Two days ago, I received an email to consider applying to be part of Leadership Columbia, a local organization that seeks to help community leaders sharpen their leadership skills in order to better serve the residents of our own Howard County. At the moment, I know of one parishioner who is part of this year’s cohort, and from what I've read, they have found it to be very useful.
The email also invited me to an information session, which I attended. It was very informative. I got the chance to meet some of the leaders who've also been invited to consider applying; I met an Episcopalian, which was good. As part of this information session, we toured a new restaurant that sprung up a few months ago where Clyde’s once stood. Those who have been long-term residents of Columbia would likely remember Clyde’s, considered to be a decent restaurant with great food.
The restaurant has a unique name - The 3rd.. We were informed that the name was carefully chosen for the purpose of offering space as the Third place within Columbia. This particular place was designed to be a welcoming environment for anyone who wanted to gather with others, collaborate, unwind, fellowship, and/or share a meal or drink with others.
What actually generated some curiosity for me was what she said about the fact that we all have three places: home, work, and a third. And they wanted to offer their space as a third place option for the community.
When I returned to the office, I quickly went online and typed in "third place," and learned that it was coined by a sociologist, Ray Oldenburg, in 1980. According to him, we all have the First place, which is our home. The Second place is a place of work. And the Third place is one that's outside of home or work where individuals like you and me can gather. It could be anywhere, but the 3rd place is where you relax in public, get to meet people - some familiar to us - and make new friends.
As I read about the Third place, I wondered if Jesus had a Third place. Indeed, he didn’t have a home he could call his own, nor did he have a career that required him to be at a particular place for a certain number of hours in a day - a place where he could clock in and out. He was all over the place, an itinerant preacher similar to a present-day plumber or electrical contractor who doesn’t work on only one house in one area, but on several houses in multiple areas.
In spite of the fact that Jesus didn’t have a first place or a second place, as Oldenburg defines them, the gospels reveal to us that Jesus often withdrew from the crowd and his disciples and spent some time by himself - and that, to me, was his Third place moment. It was a place of rejuvenation and renewal, a place where he could anchor himself ever deeper in his challenging ministry and life.
As we live into the glories of this Easter season - where we celebrate life, its newness, and its constant renewal - I wonder if you also have a Third place. I wonder if you have a place for renewal and rejuvenation, one where you can anchor yourself, deepen existing relationships, and make new ones. I wonder if you have a place where you feel welcomed and accepted for who you are. I wonder if you have a place where you can laugh with others. I wonder if you have a place where you can feel, touch, and be renewed by life.

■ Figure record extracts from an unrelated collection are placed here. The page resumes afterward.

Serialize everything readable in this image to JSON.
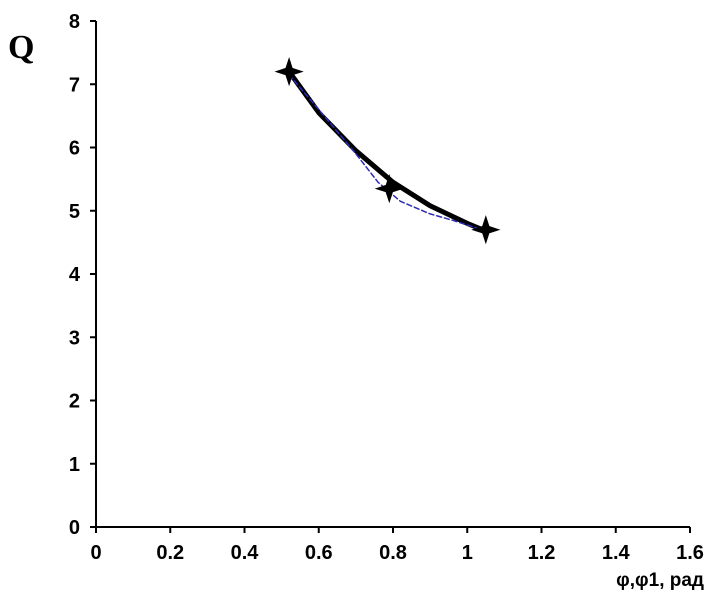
{
  "chart_data": {
    "type": "scatter",
    "ylabel": "Q",
    "xlabel": "φ,φ1, рад",
    "xlim": [
      0,
      1.6
    ],
    "ylim": [
      0,
      8
    ],
    "x_ticks": [
      "0",
      "0.2",
      "0.4",
      "0.6",
      "0.8",
      "1",
      "1.2",
      "1.4",
      "1.6"
    ],
    "y_ticks": [
      "0",
      "1",
      "2",
      "3",
      "4",
      "5",
      "6",
      "7",
      "8"
    ],
    "grid": false,
    "legend": "none",
    "series": [
      {
        "style": "markers",
        "marker": "star",
        "color": "#000000",
        "x": [
          0.52,
          0.79,
          1.05
        ],
        "y": [
          7.2,
          5.35,
          4.7
        ]
      },
      {
        "style": "line",
        "color": "#000000",
        "x": [
          0.52,
          0.6,
          0.7,
          0.8,
          0.9,
          1.0,
          1.05
        ],
        "y": [
          7.2,
          6.55,
          5.95,
          5.45,
          5.08,
          4.8,
          4.68
        ]
      },
      {
        "style": "dashed-line",
        "color": "#2b2bb8",
        "x": [
          0.52,
          0.6,
          0.7,
          0.76,
          0.82,
          0.9,
          0.96,
          1.05
        ],
        "y": [
          7.15,
          6.6,
          5.9,
          5.45,
          5.15,
          4.95,
          4.85,
          4.68
        ]
      }
    ]
  }
}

We all need Third places, and the good news is that it can be anywhere - any place that we find welcoming, accessible, enriching, nurturing, accommodating, uplifting, playful, non-judgmental, full of humor and life. A place where each is affirmed, where we can find true fellowship and be anchored in generosity, compassion, and kindness.
Recognizing, therefore, that the Third place can be anywhere, it is my fervent prayer that you will continue to find and make Christ Church a thriving Third place for yourself and others.